Un guide visuel pour comprendre le problème

Le but de ce texte est de présenter un "guide visuel" qui peut aider une personne qui n'est pas dans le domaine des chiffres à comprendre le risque qu'elle court en croyant à la possibilité de traitements "alternatifs" (pour ainsi dire) dans cas de contamination au SARS-CoV-2 et développement du COVID-19. Compte tenu de la proposition, la lecture du texte lui-même doit être comprise presque comme s'il s'agissait d'une grande légende pour les figures (que je laisse donc sans légende). Cependant, avant d'aborder le problème lui-même, je pense qu'il est important de présenter certains chiffres. Alors …

quelques chiffres préliminaires

À la date actuelle (12 mars 2021), nous avons 118 millions de cas de COVID-19 dans le monde, représentant 2 millions et 600 11 décès. Le Brésil compte 200 millions et 270 7 cas, avec 212 1 décès. La population mondiale est d'environ XNUMX milliards d'habitants, celle du Brésil, de XNUMX millions. En d'autres termes, ceux-ci semblent ne rapporter que des chiffres. La figure XNUMX illustre les relations de « taille » entre ces nombres.

Figure 1

Dans la figure 1, nous voyons que le Brésil a une population d'environ 3 % de la population mondiale et contribue (si c'est le bon terme) à 9 % du nombre total de cas et de décès dus au COVID-19. C'est à dire, Le Brésil a une participation à la pandémie actuelle 3 fois supérieure à ce qu'il aurait en proportion de sa population !

Ce seul fait, issu de chiffres très simples et évidents, devrait suffire à embarrasser et déclencher des actions efficaces de la part de ceux qui ont pris la tête du gouvernement fédéral, sinon par responsabilité, du moins par honte.

Nos prochains numéros proviennent de l'État de São Paulo[I]. La figure 2 illustre, en violet, la répartition approximative des cas de COVID-19 dans les populations de moins et de plus de 65 ans en SP. Notez qu'il existe une légère différence dans le pourcentage de cas déclarés entre ces deux groupes. Les chiffres indiquent la population totale de chaque groupe d'âge. Je fais cette distinction entre plus et moins de 65 ans juste pour signaler aux plus jeunes que les problèmes dont nous allons parler plus tard ne sont pas spécifiques aux « personnes âgées ». Comme on le verra, le cou de tout le monde est en jeu. La question avec laquelle je vous laisse, à la fin, c'est à qui donneriez-vous le loquet à guillotine... alors passons au problème.

Figure 2

Le docteur cousin et la mauvaise question

Une personne, voulant se débarrasser du « nouvel anormal » pour revenir à « l'ancienne normalité », demande à son cousin médecin : si j'ai le COVID-19, dois-je prendre le médicament « A » ?

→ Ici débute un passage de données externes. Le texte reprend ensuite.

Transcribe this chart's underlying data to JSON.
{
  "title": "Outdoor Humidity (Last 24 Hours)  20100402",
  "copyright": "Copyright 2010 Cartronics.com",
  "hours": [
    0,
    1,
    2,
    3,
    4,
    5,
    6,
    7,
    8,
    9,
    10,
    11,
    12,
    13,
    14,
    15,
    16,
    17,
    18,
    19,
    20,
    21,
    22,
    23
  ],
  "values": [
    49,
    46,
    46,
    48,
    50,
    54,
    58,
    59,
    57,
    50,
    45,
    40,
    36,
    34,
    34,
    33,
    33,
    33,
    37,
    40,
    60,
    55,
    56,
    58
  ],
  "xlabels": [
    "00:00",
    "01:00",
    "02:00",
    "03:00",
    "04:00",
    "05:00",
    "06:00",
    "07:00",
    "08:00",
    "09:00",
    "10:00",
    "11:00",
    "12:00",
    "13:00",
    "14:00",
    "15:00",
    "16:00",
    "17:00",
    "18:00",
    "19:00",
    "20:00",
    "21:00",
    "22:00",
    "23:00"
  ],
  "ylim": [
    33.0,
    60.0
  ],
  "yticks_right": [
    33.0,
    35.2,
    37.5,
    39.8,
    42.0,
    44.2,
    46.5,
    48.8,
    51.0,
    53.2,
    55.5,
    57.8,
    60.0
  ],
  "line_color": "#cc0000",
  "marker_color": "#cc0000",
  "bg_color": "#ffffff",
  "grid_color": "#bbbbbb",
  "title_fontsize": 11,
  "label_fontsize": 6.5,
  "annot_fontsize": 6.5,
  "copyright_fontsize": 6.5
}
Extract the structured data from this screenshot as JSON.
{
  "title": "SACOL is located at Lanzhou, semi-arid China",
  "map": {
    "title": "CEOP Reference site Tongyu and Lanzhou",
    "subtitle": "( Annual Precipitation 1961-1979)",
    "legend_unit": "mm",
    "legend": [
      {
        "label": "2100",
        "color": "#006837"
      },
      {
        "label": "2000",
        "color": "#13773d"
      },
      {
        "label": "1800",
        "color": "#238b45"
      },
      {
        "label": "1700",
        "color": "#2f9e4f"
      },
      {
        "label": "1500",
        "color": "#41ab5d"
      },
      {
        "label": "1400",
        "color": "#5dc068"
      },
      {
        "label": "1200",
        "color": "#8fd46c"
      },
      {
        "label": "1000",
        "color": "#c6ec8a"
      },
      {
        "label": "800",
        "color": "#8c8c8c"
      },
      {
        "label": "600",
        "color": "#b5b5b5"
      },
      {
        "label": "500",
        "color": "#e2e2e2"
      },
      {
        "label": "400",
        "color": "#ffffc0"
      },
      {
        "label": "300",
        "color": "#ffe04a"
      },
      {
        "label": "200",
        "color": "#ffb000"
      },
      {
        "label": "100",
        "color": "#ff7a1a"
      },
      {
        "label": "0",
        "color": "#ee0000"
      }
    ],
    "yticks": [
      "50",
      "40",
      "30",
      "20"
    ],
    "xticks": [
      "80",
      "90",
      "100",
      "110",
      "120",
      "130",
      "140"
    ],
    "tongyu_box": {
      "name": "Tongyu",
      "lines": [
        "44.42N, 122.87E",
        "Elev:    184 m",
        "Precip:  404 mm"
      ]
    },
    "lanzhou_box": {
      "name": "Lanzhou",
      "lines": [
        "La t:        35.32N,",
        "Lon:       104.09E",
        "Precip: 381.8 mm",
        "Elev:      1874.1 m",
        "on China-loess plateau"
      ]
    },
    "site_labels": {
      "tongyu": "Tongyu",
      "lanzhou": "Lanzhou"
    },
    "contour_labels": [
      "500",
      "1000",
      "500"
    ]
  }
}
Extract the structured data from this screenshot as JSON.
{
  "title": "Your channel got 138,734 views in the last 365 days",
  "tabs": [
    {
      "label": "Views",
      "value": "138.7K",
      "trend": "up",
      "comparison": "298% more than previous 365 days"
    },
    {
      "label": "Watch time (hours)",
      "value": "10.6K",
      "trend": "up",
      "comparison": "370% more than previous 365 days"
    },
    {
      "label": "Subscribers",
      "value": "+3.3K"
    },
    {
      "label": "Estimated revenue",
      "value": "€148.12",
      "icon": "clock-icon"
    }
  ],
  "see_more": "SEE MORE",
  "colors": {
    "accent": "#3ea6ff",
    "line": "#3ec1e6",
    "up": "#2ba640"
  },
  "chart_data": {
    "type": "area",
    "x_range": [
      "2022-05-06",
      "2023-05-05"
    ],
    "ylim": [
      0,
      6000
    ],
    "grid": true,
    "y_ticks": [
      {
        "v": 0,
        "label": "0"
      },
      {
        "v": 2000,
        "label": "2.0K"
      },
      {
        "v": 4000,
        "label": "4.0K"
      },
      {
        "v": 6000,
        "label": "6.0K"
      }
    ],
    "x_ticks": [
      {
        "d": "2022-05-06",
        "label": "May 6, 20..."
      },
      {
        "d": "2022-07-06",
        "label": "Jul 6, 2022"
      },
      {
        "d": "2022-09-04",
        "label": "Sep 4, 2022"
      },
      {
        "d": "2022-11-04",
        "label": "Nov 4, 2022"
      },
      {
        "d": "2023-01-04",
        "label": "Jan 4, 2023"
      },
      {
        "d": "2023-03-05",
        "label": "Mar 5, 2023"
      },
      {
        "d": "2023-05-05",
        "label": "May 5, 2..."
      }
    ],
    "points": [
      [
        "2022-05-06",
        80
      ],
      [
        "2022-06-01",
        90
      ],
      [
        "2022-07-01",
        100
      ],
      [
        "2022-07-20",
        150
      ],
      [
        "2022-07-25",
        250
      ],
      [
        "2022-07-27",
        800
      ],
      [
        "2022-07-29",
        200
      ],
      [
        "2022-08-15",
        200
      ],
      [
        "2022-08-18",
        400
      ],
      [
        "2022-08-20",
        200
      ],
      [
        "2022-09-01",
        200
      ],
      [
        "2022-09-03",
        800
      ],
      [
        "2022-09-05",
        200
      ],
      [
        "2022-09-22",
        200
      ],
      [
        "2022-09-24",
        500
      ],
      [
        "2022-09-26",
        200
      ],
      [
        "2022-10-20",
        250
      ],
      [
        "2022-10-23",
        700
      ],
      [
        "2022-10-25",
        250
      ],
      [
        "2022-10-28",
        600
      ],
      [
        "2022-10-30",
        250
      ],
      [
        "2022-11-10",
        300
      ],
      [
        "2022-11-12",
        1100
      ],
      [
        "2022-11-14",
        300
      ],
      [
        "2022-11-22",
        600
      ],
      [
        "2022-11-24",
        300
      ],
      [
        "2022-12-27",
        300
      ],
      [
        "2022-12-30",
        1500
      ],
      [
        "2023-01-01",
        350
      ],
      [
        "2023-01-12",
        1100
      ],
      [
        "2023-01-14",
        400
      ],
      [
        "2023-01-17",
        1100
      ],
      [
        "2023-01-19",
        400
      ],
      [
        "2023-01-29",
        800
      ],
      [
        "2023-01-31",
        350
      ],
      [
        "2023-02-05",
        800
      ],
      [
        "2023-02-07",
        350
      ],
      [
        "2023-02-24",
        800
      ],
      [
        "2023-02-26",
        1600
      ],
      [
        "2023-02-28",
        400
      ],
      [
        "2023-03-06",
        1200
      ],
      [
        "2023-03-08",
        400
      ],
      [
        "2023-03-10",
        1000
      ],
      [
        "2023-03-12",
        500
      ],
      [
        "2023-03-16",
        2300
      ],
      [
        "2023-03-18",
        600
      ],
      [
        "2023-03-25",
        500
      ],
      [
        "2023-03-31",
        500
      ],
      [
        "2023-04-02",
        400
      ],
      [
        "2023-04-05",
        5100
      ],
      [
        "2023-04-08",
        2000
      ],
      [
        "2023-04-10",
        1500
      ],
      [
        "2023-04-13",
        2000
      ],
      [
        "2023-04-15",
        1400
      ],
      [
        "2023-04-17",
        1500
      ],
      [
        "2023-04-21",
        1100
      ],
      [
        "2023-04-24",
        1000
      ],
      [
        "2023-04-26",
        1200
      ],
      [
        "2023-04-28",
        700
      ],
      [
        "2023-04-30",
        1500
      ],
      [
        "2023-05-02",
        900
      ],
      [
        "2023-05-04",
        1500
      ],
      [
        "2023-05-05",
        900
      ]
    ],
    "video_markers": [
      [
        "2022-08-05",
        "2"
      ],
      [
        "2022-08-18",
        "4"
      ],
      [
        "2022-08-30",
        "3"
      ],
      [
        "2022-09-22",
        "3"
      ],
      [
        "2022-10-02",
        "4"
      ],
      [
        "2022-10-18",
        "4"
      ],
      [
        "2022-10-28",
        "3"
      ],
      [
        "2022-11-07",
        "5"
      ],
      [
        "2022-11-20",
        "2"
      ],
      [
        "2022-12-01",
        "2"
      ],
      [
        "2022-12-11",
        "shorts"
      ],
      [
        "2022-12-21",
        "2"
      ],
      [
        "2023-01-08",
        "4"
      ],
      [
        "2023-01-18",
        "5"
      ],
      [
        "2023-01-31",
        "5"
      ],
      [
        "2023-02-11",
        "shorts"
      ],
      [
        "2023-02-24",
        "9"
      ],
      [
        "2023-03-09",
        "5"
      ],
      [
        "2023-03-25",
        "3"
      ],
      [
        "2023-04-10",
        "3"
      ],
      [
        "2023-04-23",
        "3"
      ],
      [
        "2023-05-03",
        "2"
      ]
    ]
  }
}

Le cousin docteur répond : J'ai eu quatre patients qui l'ont pris et se sont améliorés.

La personne est satisfaite et revient à « l'ancienne normalité ».

Ce que je viens de décrire est anecdotique, mais cela devrait être très similaire aux événements que vous avez vécus (si vous n'êtes pas la personne ou le cousin médecin).

Ce remède « A » peut être n'importe lequel des médicaments ou conduites sans aucun support technique qui ont été propagés pendant un certain temps par des groupes de personnes sans la moindre formation pour de telles déclarations. Cela n'a pas d'importance.

Le premier point qui nous intéresse est la question de la personne. Face à la décision qu'elle avait, après la réponse, de revenir à la "vieille normalité", il est clair que la question qui aurait dû être posée n'est pas celle qui l'était. La vraie question était : si j'ai le COVID-19 et que je prends le médicament « A », vais-je aller mieux (ou ne vais-je pas mourir ou n'avoir pas de séquelles) ?

Pourquoi la personne ne pose-t-elle pas cette question ? La raison pour laquelle les gens ne posent pas la vraie question qu'ils veulent poser est que, à partir de cette question, ils connaissent déjà les réponses et l'honnêteté associée aux réponses. Donc, une réponse honnête que le cousin peut donner est "je ne sais pas". Vous ne savez pas car il n'existe aucun traitement (pour aucune maladie) qui puisse garantir une efficacité à 100%. Mais « je ne sais pas », la personne le sait déjà, et la réponse ne lui apporte donc aucune information.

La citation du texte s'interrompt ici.